Implements Science Plan Theme: Adaptation
Co-Investigators: Michael C. Gavin, Colorado State University; Matt Fitzpatrick, University of Maryland Center for Environmental Science
Many thousands of plant and animal species are culturally important to the Indigenous peoples of North America. Global change is leading to major shifts in the abundance, distribution, and life history of these species, with concomitant effects on their value to the peoples for whom they are most culturally important. While a number of studies have begun to explore the futures of culturally significant species, these studies typically do so in isolation, focusing on individual plant species and single future scenarios, and involve little engagement with the people for whom such species are most important.
A main goal of this effort focused on engaging Indigenous stakeholders, communities, and nations in conversations about the impact of climate change on their culturally important plant communities.

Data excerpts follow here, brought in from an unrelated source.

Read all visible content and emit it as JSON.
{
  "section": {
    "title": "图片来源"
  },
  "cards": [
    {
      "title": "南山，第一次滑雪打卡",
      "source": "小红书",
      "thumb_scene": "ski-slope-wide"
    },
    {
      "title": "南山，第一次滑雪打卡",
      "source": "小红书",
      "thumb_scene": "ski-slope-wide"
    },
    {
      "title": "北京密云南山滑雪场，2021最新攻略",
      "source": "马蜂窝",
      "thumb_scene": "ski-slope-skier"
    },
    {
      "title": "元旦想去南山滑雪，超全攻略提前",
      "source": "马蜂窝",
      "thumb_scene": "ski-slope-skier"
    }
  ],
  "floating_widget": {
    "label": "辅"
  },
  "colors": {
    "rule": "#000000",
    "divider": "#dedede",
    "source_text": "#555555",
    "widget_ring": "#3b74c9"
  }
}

To this end, we engaged with citizens of Southern and Eastern Tribal Nations through attendance at regional and national meetings, both in the context of formal presentations and smaller break-out group conversations. The work carried out in this project allowed development of individual partnerships with Tribes, in particular with the Seminole Tribe of Florida, resulting in an ongoing Tribal-led collaboration with the project team and SE CASC to study the impacts of climate change on their species of cultural significance. This process of relationship-building can serve as a foundation for building future collaborations between the University, USGS, and Tribal partners to assess the vulnerability of species of cultural significance to climate change.